Rzecznik Praw Rodziców mniej oburzony?
W wielu rodzicielskich ruchach i stowarzyszeniach panuje rozgoryczenie postawą Karoliny i Tomasza Elbanowskich. Zapamiętana została ich zacięta walka o respektowanie głosu rodziców przy planach objęcia obowiązkiem szkolnym 6-latków. Elbanowscy, którzy obwołali się Rzecznikiem Praw Rodziców i założyli stowarzyszenie oraz fundację o tej nazwie, argumentowali m.in., że wspólna nauka z kilka lat starszymi dziećmi to dla maluchów zbyt duży stres, a szkoły nie są technicznie przygotowane, by je przyjąć. Gdy zebrali w tej sprawie podpisy pod wnioskiem o referendum, oburzał ich fakt, że w sejmowym głosowaniu wniosek został odrzucony.
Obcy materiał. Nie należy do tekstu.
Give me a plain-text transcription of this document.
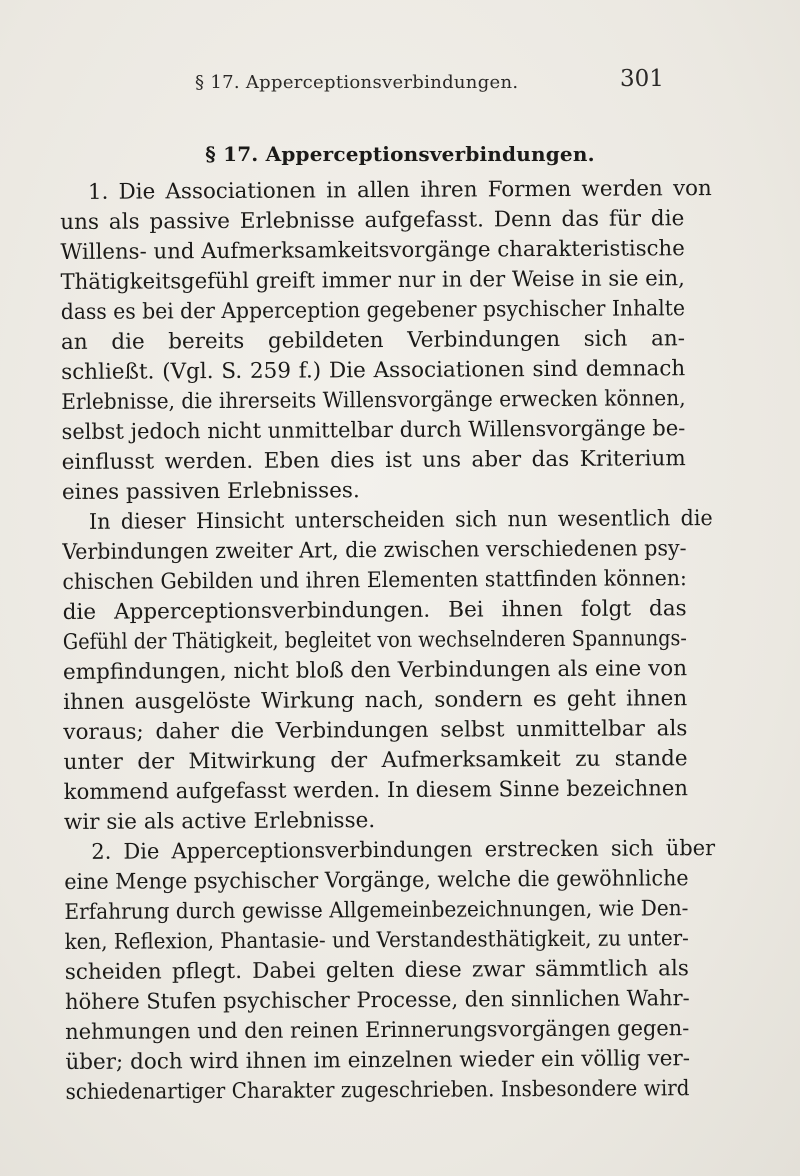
§ 17. Apperceptionsverbindungen.	301
§ 17. Apperceptionsverbindungen.
1. Die Associationen in allen ihren Formen werden von
uns als passive Erlebnisse aufgefasst. Denn das für die
Willens- und Aufmerksamkeitsvorgänge charakteristische
Thätigkeitsgefühl greift immer nur in der Weise in sie ein,
dass es bei der Apperception gegebener psychischer Inhalte
an die bereits gebildeten Verbindungen sich an-
schließt. (Vgl. S. 259 f.) Die Associationen sind demnach
Erlebnisse, die ihrerseits Willensvorgänge erwecken können,
selbst jedoch nicht unmittelbar durch Willensvorgänge be-
einflusst werden. Eben dies ist uns aber das Kriterium
eines passiven Erlebnisses.
In dieser Hinsicht unterscheiden sich nun wesentlich die
Verbindungen zweiter Art, die zwischen verschiedenen psy-
chischen Gebilden und ihren Elementen stattfinden können:
die Apperceptionsverbindungen. Bei ihnen folgt das
Gefühl der Thätigkeit, begleitet von wechselnderen Spannungs-
empfindungen, nicht bloß den Verbindungen als eine von
ihnen ausgelöste Wirkung nach, sondern es geht ihnen
voraus; daher die Verbindungen selbst unmittelbar als
unter der Mitwirkung der Aufmerksamkeit zu stande
kommend aufgefasst werden. In diesem Sinne bezeichnen
wir sie als active Erlebnisse.
2. Die Apperceptionsverbindungen erstrecken sich über
eine Menge psychischer Vorgänge, welche die gewöhnliche
Erfahrung durch gewisse Allgemeinbezeichnungen, wie Den-
ken, Reflexion, Phantasie- und Verstandesthätigkeit, zu unter-
scheiden pflegt. Dabei gelten diese zwar sämmtlich als
höhere Stufen psychischer Processe, den sinnlichen Wahr-
nehmungen und den reinen Erinnerungsvorgängen gegen-
über; doch wird ihnen im einzelnen wieder ein völlig ver-
schiedenartiger Charakter zugeschrieben. Insbesondere wird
Potem, gdy PiS przywrócił obowiązek szkolny od 7. roku życia, nie podnosili już larum. Mimo umieszczania – na mocy reformy minister Zalewskiej – w jednym budynku 6-letnich zerówkowiczów i 13-, 14-latków z najstarszych klas podstawówki.
Nie oburza też przenoszenie najmłodszych klas do budynków po gimnazjach, tworzenie w nich oddziałów przedszkolnych. W lutym, gdy rodzice protestowali w obronie swoich szkół, zamartwiając się, gdzie ich dzieci wylądują po wymuszonych deformą zmianach obwodów, i tym, czy dla młodszych będzie miejsce w przedszkolach, Rzecznik Praw Rodziców ogłaszał: po spotkaniu z panią minister Zalewską jesteśmy bardzo dobrej myśli. Bo pani minister obiecała, że podejmie działania w celu zlikwidowania nauki zmianowej i przywrócenia kuchni w każdej szkole. „Upomnieliśmy się o niezależną dyrekcję dla przedszkoli w szkołach, żeby edukacja malutkich dzieci mogła być naprawdę przedszkolna niezależnie od tego, w jakim budynku ma miejsce” – pisali koncyliacyjnie na swojej stronie.
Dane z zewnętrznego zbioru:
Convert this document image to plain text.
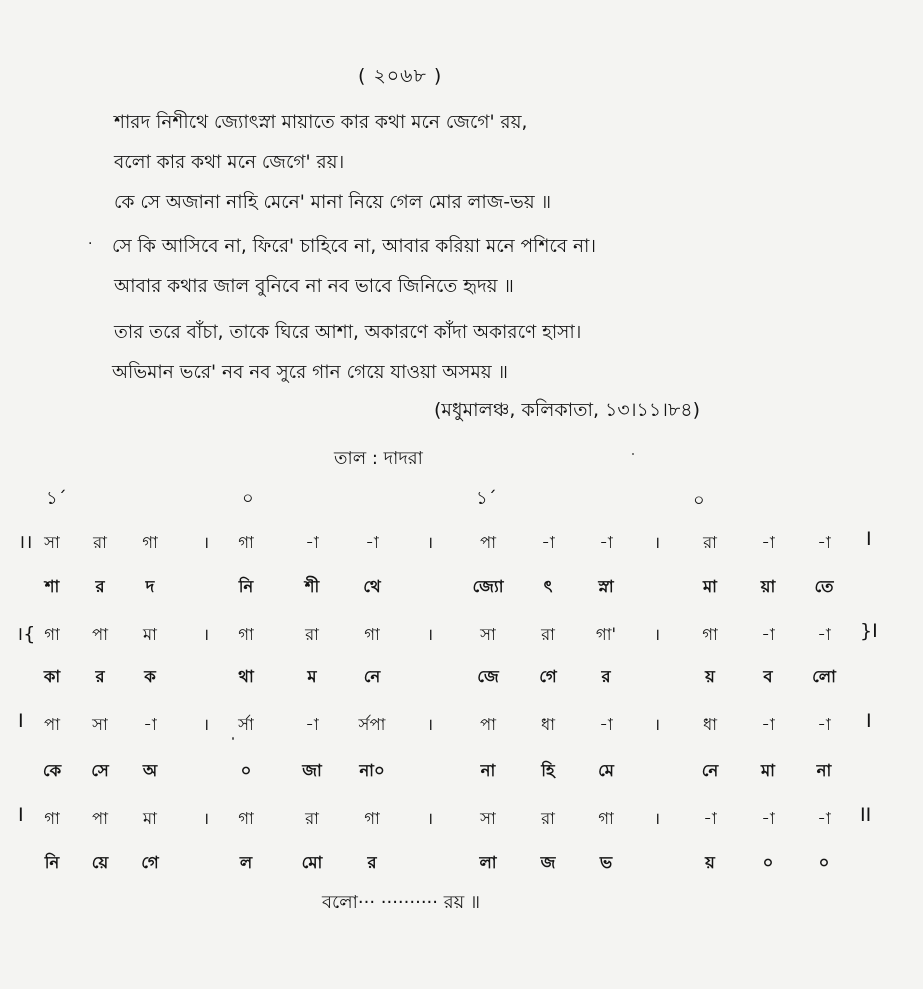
( ২০৬৮ )
শারদ নিশীথে জ্যোৎস্না মায়াতে কার কথা মনে জেগে' রয়,
বলো কার কথা মনে জেগে' রয়।
কে সে অজানা নাহি মেনে' মানা নিয়ে গেল মোর লাজ-ভয় ॥
· সে কি আসিবে না, ফিরে' চাহিবে না, আবার করিয়া মনে পশিবে না।
আবার কথার জাল বুনিবে না নব ভাবে জিনিতে হৃদয় ॥
তার তরে বাঁচা, তাকে ঘিরে আশা, অকারণে কাঁদা অকারণে হাসা।
অভিমান ভরে' নব নব সুরে গান গেয়ে যাওয়া অসময় ॥
(মধুমালঞ্চ, কলিকাতা, ১৩।১১।৮৪)
তাল : দাদরা
১´	০	১´	০
।। সা রা গা	। গা	-া	-া	।	পা	-া	-া ।	রা	-া	-া I
শা র দ	নি	শী	থে	জ্যো ৎ	স্না	মা	য়া তে
।{ গা পা মা	। গা	রা	গা	।	সা	রা গা' ।	গা	-া	-া }I
কা র ক	থা	ম	নে	জে গে	র	য়	ব লো
I পা সা -া	। র্সা	-া র্সপা	।	পা	ধা	-া ।	ধা	-া	-া I
কে সে অ	০	জা না০	না	হি	মে	নে	মা	না
I গা পা মা	। গা	রা	গা	।	সা	রা	গা ।	-া	-া	-া II
নি য়ে গে	ল	মো	র	লা	জ	ভ	য়	০	০
বলো··· ·········· রয় ॥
W ubiegłym tygodniu rodzice wraz z nauczycielami dopraszali się uwzględnienia przez marszałka Sejmu wniosku o referendum dotyczące cofnięcia zmian w oświacie. Podpisów pod nim jest mniej więcej tyle, ile pod odrzuconym cztery lata temu przez PO wnioskiem Elbanowskich. Ten nie został nawet przyjęty pod głosowanie. Jednak Rzecznik Praw Rodziców w tej walce ojców i matek o uwzględnienie ich głosu nie uczestniczy.
Także w ubiegłym tygodniu w ramach projektu współtworzonego przez fundację Elbanowskich w siedzibie MEN odbyły się szkolenia i warsztaty dla 50 pracowników. Z zakresu prowadzenia pogłębionych konsultacji społecznych.